In the instant case, Plaintiff filed the wrongful death claim within one year of the Decedent's death. As discussed supra, however, the statutes of limitations for the Decedent's underlying causes of action (breach of warranty, strict liability, and survivor action) ran on January 31, 2002, before Plaintiff filed the instant complaint. As a result, Plaintiff's wrongful death claim stands alone, without an underlying cause of action, and is unactionable. See Nelson, 26 F.3d 193. Though some jurisdictions allow wrongful death actions to stand alone, without an underlying cause of action passed down from the decedent, the District of Columbia does not. Id. (overruling a District of Columbia U.S. District Court's holding that a survivor could maintain a wrongful death action, though the statute of limitations for the underlying cause of action had run). Because the underlying claims are time-barred and the wrongful death claim stands alone and is thus unactionable, the Court will grant Defendant's motion to dismiss the wrongful death claim.
Finally, even if the District of Columbia were to permit independent wrongful death actions, the result in this case would remain unchanged.

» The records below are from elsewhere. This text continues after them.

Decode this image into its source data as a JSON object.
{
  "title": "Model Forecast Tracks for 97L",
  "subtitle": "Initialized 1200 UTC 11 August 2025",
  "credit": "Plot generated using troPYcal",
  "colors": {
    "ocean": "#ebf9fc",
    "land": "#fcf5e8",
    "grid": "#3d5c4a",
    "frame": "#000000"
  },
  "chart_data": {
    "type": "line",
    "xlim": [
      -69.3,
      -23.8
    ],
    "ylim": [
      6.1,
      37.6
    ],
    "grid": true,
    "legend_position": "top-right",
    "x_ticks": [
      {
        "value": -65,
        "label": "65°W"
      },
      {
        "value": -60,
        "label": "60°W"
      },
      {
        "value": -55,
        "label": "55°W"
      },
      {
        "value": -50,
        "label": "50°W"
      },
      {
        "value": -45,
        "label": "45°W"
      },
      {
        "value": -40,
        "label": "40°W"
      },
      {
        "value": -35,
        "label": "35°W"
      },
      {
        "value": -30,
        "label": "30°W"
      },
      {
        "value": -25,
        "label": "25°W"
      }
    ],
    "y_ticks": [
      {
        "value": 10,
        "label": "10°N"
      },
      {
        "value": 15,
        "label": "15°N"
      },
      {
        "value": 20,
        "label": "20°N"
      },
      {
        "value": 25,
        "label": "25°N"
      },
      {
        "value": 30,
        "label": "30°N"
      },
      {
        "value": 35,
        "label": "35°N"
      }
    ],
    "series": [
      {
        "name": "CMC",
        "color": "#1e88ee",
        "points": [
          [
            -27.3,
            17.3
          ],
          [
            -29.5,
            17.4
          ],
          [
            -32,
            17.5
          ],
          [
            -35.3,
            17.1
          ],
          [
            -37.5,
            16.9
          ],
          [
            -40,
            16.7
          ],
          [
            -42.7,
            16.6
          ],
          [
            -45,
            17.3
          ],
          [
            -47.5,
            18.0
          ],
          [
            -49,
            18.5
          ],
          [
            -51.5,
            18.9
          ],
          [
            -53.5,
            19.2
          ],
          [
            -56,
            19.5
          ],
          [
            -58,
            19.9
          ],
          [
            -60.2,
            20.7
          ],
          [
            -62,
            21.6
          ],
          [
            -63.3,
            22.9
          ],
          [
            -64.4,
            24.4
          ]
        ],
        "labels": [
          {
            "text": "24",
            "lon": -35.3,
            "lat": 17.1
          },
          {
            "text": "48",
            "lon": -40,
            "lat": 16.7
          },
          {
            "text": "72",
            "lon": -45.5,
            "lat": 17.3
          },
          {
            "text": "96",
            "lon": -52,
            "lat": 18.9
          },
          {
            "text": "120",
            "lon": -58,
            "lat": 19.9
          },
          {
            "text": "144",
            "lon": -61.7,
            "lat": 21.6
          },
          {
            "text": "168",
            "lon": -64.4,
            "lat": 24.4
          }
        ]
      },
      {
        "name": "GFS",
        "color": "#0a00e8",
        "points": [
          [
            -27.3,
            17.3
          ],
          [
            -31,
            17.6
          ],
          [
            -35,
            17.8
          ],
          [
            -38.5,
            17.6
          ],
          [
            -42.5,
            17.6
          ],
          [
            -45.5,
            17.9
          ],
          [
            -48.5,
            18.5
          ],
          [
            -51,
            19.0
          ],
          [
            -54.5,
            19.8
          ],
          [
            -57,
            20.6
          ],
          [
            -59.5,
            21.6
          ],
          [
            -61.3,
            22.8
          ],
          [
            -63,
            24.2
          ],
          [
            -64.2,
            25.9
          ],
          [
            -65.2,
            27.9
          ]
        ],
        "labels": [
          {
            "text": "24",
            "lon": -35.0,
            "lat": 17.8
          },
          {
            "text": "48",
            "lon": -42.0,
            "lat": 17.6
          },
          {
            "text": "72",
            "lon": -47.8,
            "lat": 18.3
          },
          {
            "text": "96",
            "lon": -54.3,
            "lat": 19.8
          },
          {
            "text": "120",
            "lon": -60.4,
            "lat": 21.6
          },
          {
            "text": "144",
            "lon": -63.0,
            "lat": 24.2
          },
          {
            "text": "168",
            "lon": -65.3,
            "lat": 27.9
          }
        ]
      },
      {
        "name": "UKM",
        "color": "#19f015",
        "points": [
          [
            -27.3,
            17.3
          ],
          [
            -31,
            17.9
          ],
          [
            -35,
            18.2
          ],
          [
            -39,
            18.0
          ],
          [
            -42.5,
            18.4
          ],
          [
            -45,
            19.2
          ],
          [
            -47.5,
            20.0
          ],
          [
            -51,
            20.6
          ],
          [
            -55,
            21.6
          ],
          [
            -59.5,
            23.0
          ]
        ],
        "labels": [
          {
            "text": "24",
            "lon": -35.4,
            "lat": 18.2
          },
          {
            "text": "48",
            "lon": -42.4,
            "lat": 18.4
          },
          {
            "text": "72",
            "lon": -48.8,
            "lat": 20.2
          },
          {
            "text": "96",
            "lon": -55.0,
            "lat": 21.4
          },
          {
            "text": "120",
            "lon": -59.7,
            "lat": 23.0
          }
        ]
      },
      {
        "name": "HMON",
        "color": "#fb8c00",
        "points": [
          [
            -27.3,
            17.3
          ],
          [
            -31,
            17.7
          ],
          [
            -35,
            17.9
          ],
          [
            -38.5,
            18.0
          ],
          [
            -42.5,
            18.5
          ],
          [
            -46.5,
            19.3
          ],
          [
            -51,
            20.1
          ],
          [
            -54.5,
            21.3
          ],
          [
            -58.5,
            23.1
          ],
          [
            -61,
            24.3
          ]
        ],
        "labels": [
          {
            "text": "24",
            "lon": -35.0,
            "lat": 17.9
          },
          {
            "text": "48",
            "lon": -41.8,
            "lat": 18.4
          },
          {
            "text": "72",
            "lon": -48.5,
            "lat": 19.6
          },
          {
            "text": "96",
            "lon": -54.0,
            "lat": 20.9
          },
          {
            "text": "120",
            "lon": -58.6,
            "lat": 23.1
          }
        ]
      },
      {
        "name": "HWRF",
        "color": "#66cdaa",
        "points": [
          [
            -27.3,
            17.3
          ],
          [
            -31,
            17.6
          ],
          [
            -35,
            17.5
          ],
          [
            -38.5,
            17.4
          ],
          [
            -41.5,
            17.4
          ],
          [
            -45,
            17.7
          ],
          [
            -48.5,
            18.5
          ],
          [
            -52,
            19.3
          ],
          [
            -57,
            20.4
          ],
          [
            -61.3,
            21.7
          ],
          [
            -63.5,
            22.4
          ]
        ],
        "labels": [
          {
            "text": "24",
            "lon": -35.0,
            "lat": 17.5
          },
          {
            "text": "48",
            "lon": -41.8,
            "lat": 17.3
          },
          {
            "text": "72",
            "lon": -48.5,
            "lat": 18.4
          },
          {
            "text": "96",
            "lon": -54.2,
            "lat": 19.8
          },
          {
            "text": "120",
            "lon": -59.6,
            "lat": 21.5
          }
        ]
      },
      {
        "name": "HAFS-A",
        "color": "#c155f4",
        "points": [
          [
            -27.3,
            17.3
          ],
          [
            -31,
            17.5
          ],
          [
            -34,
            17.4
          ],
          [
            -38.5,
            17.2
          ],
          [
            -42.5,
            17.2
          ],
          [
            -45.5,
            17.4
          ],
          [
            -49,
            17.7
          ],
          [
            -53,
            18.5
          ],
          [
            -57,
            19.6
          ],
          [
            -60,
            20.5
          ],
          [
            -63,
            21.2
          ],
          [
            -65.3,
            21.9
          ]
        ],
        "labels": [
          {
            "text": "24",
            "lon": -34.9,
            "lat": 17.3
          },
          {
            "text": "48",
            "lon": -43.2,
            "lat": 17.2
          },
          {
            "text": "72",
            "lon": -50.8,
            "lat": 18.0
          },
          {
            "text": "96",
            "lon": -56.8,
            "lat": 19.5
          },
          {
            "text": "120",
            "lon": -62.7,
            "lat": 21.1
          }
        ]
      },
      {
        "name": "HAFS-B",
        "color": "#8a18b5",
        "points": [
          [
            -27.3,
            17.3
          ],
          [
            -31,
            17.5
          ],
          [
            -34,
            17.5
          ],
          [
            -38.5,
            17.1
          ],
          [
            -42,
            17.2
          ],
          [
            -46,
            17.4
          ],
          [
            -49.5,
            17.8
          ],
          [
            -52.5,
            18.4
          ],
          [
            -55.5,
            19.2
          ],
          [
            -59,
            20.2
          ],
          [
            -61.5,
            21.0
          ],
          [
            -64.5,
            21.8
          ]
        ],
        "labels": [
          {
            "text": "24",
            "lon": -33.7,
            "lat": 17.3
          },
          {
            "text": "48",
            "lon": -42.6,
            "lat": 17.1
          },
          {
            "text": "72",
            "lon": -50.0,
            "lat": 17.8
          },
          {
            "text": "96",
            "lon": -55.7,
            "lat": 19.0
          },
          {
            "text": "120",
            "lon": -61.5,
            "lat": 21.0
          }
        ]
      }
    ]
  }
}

To constitute an actionable claim, the plain language of the Wrongful Death Act requires that "an injury [must be] done or [be] happening within the limits of the District . . . ." D.C. Code § 16-2701. Interpreting this language, this Court dismissed a wrongful death claim when the plaintiff's injuries occurred outside of the District of Columbia. Perry v. Criss Brothers Ironworks, Inc., 741 F.Supp. 985, 986 (D.D.C. 1990). As Plaintiff's injury occurred in Virginia, even if Plaintiff were permitted to bring a wrongful death action without an underlying cause of action, the District of Columbia Wrongful Death statute does not provide Plaintiff a remedy, making dismissal of this claim appropriate.
For the foregoing reasons, the Court will grant Defendant's Rule 12(b)(6), Fed. R. Civ. P., Motion to Dismiss. An appropriate Order accompanies this Memorandum Opinion.